According to the State Minister for Finance, Henry Musasizi, the total debt stock as of June 2023 stood at US$ 23.7 billion, compared to December 2022 when it stood at US$ 21 billion.
Musasizi disclosed the national debt figures while presenting the National Budget Framework Paper for financial year 2024/2025 – 2028/2029 before committee chaired by Patrick Opolot Isiagi, the Kacumbala County MP.
Musasizi said that despite the rise in Uganda’s overall public debt, government is managing resources through efficient allocation and limited borrowing in critical areas.
The minister added that of the current Shs 2.7 trillion of domestic arrears registered as of June 2023, government plans to set aside Shs 200bln in financial year 2024/2025 to pay off part of the arrears.
Otuke County Member of Parliament, Paul Omara tasked the minister to clarify contrasting reporting on public debt where the Auditor General’s report put the country’s debt at Shs 96 trillion, yet the Ministry of Finance reported Shs 86trn.
“You know the Auditor General is the auditor of government and whatever figure they give us, we take it. These are trillions of shillings; these are not small amounts. We think these could be problems from instability in exchange rates,” Omara said.

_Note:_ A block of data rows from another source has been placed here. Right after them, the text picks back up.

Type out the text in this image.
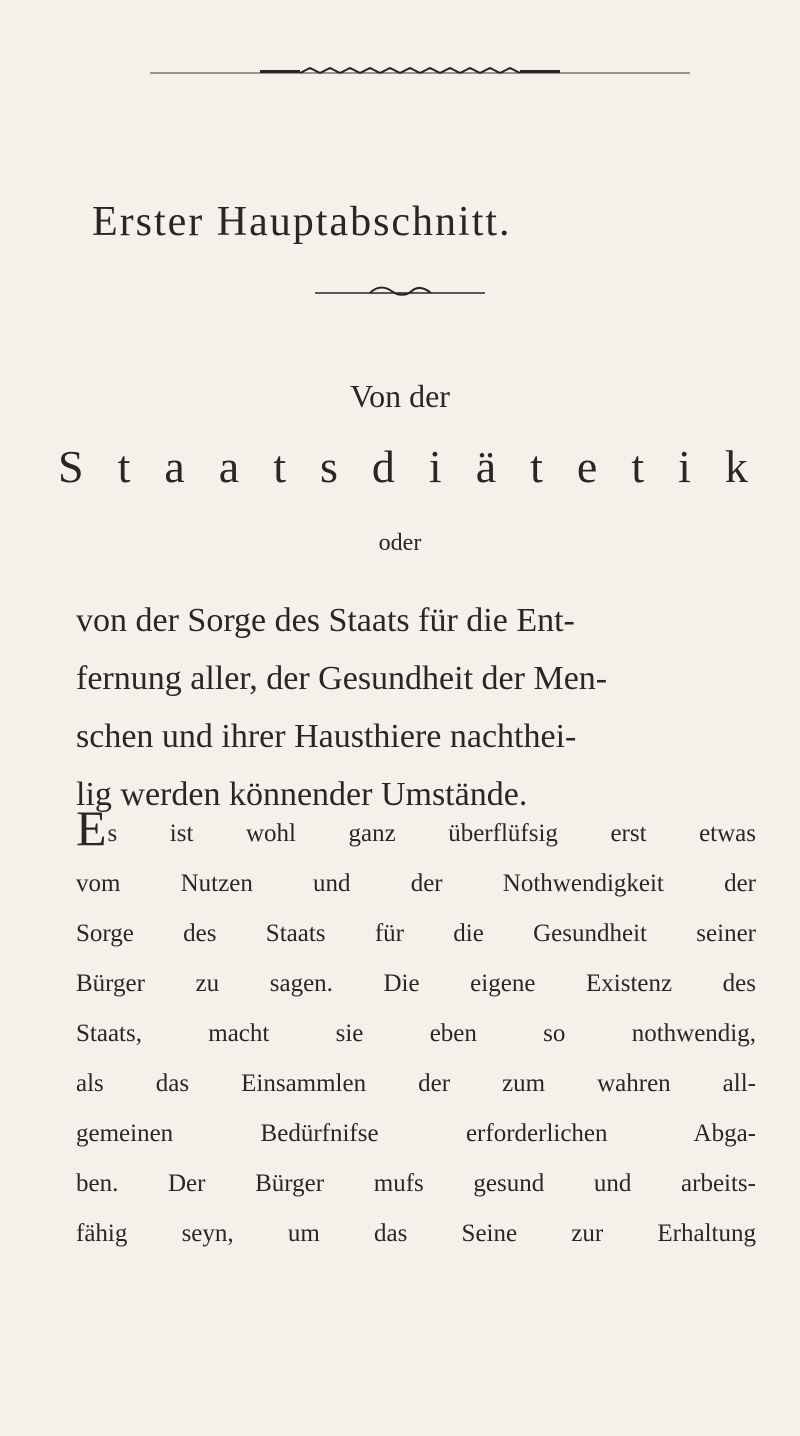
Erster Hauptabschnitt.
Von der
S t a a t s d i ä t e t i k
oder
von der Sorge des Staats für die Ent-
fernung aller, der Gesundheit der Men-
schen und ihrer Hausthiere nachthei-
lig werden könnender Umstände.
Es ist wohl ganz überflüfsig erst etwas
vom Nutzen und der Nothwendigkeit der
Sorge des Staats für die Gesundheit seiner
Bürger zu sagen. Die eigene Existenz des
Staats, macht sie eben so nothwendig,
als das Einsammlen der zum wahren all-
gemeinen Bedürfnifse erforderlichen Abga-
ben. Der Bürger mufs gesund und arbeits-
fähig seyn, um das Seine zur Erhaltung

Dicksons Kateshumbwa, the Sheema Municipality MP alluded to the Charter of Fiscal Responsibility saying the domestic debt repayments to total revenue projected at 18.9 percent against the 13.6 percent target, is worrying for Ugandans.
“It is very worrying because debt repayments are eating away a huge portion of our revenues. So we are not complying with the charter and we need measures to stay within the projected range,” Kateshumbwa said.

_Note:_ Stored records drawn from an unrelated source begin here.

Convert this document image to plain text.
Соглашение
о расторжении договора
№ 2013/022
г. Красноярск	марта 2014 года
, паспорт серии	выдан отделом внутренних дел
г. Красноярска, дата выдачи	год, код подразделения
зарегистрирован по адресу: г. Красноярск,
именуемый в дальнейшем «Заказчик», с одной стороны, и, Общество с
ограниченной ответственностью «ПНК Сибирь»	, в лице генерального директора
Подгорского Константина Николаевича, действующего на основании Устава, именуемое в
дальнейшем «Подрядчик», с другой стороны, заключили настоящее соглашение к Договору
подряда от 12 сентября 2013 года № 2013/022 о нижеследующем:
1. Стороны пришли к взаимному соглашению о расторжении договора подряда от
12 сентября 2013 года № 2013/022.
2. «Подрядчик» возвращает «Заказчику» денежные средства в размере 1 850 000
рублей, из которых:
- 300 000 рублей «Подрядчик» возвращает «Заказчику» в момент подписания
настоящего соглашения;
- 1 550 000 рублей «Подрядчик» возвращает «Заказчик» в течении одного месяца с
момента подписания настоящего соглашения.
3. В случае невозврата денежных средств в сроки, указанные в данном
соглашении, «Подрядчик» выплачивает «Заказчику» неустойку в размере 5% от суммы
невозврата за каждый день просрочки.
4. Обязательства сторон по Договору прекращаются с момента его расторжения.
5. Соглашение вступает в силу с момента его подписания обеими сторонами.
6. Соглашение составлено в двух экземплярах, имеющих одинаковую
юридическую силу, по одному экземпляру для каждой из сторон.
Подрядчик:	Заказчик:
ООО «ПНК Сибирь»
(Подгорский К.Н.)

Iddi Isabirye, the Bunya County South urged the minister to analyse the level of implementation of approved loans to assess their performance.
The Secretary to the Treasury, Ramathan Ggoobi said that with the growth of tourism receipts and exports through foreign-direct investors among others, the country’s fiscal deficit is reducing.
“The debt is sustainable. Uganda is fully participating in international credit markets where many countries in Africa struggle to gain access and cannot be allowed to borrow,” Ggoobi said.
He added that government has a good strategy to address the risks involved, saying the country’s macro-economic management is good.
Alex Ruhunda the Fort Portal Central Division legislator called for robust intervention by the Ministry of Finance into the tourism sector, which he said has recovered from the effects of the lockdowns posed by the Covid-19 pandemic.